Daar staat tegenover dat er velen zijn die geestelijk analytisch zijn zonder kritisch te zijn. Ook zij zijn intelligent en scherpzinnig. Ook zij zien hoe gecompliceerd en ernstig de problemen zijn, maar ze hebben een totaal andere visie. Hun zicht wordt niet beperkt door een muur. In plaats daarvan kijken ze door een telelens, ja, ze zien de problemen, maar ook wat daarachter ligt. Met andere woorden, ze zien ook de oplossingen die de verzoening biedt. Hun perspectief op het leven wordt geïllustreerd in diagram 2.
Daaruit volgt dat deze mensen weinig of geen angsten kennen. Ze zijn positief, optimistisch en hoopvol over het leven, omdat ze absoluut weten dat er voor elk probleem een geestelijke remedie is. Daarom verklaarde de Heiland: ‘Houdt goede moed, Ik heb de wereld overwonnen’ (Johannes 16:33). Daaruit volgt dat er in Christus’ kerk geen plaats is voor negativisme. Negativisme en cynisme komen van Satan. Blijmoedigheid en optimisme komen van Christus.
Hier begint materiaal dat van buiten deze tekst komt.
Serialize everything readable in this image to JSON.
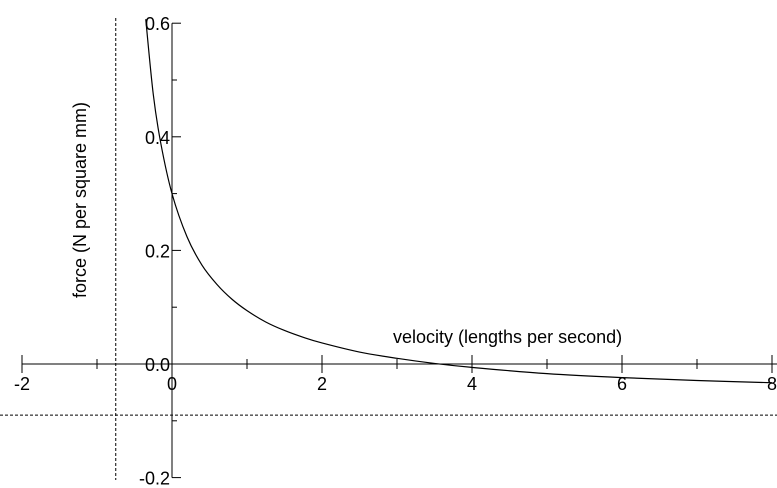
{
  "chart_data": {
    "type": "line",
    "title": "",
    "xlabel": "velocity (lengths per second)",
    "ylabel": "force (N per square mm)",
    "xlim": [
      -2,
      8
    ],
    "ylim": [
      -0.2,
      0.6
    ],
    "x_ticks": [
      -2,
      0,
      2,
      4,
      6,
      8
    ],
    "x_tick_labels": [
      "-2",
      "0",
      "2",
      "4",
      "6",
      "8"
    ],
    "y_ticks": [
      -0.2,
      0.0,
      0.2,
      0.4,
      0.6
    ],
    "y_tick_labels": [
      "-0.2",
      "0.0",
      "0.2",
      "0.4",
      "0.6"
    ],
    "asymptotes": {
      "x": -0.75,
      "y": -0.09
    },
    "grid": false,
    "series": [
      {
        "x": [
          -0.35,
          -0.25,
          -0.15,
          0,
          0.2,
          0.4,
          0.6,
          0.8,
          1.0,
          1.25,
          1.5,
          1.75,
          2.0,
          2.5,
          3.0,
          3.5,
          4.0,
          5.0,
          6.0,
          7.0,
          8.0
        ],
        "y": [
          0.607,
          0.475,
          0.389,
          0.3,
          0.224,
          0.174,
          0.14,
          0.114,
          0.094,
          0.074,
          0.059,
          0.047,
          0.037,
          0.021,
          0.01,
          0.001,
          -0.006,
          -0.017,
          -0.024,
          -0.029,
          -0.033
        ],
        "color": "#000000"
      }
    ]
  }
}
Alle problemen in de wereld kunnen in vier hoofdcategorieën worden onderverdeeld, die elk door de Heiland is overwonnen, vandaar zijn bevel om ‘goede moed’ te houden.
-
Ten eerste, de dood. In de Schrift staat: ‘Want evenals in Adam allen sterven, zo zullen ook in Christus allen levend gemaakt worden’ (1 Korintiërs 15:22).
-
Ten tweede, zonde. De engel zei tegen Jozef dat Jezus ‘zijn volk zal redden van hun zonden’ (Matteüs 1:21).
-
Ten derde, zwakheid. De Heiland leerde Moroni: ‘Mijn genade [de vermogende kracht van de verzoening] is genoeg voor alle mensen die zich voor mijn aangezicht verootmoedigen; want indien zij zich voor mijn aangezicht verootmoedigen en geloof hebben in Mij, zal Ik zwakke dingen sterk voor hen laten worden’ (Ether 12:27).
-
Ten vierde, de algemene moeilijkheden van het leven die niets met zonde vandoen hoeven te hebben (zoals ziekte, afwijzing, depressiviteit, werkloosheid enzovoort). Jesaja profeteerde dat de Heiland de gebrokenen van hart zou verbinden, alle treurenden zou troosten en ze een kroon zou geven in plaats van as (zie Jesaja 61:1–3; zie ook Alma 7:9–13).
Voor elke benauwing waar de wereld ons mee bestookt, heeft de Heiland een remedie dankzij zijn superieure genezingskracht. Dan verbaast het ons niet dat Maria uitriep: ‘Mijn ziel maakt groot de Here, en mijn geest heeft zich verblijd over God, mijn Heiland’ (Lucas 1:46–47). Hij is de Redder omdat Hij ons echt kan redden van dood en zonde, van zwakheid en de aandoeningen van het leven.
Onze hemelse Vader wilde dat Maria en Jozef het onzekere levenspad opgingen zonder angst, in de wetenschap dat zijn Zoon daar zou zijn met al zijn reddingskracht. Hij wil dat ook wij deze les al vroeg in ons leven leren: ‘Wees niet bang. (…) Want voor God is niets onmogelijk’ (Lucas 1:30, 37, NBV).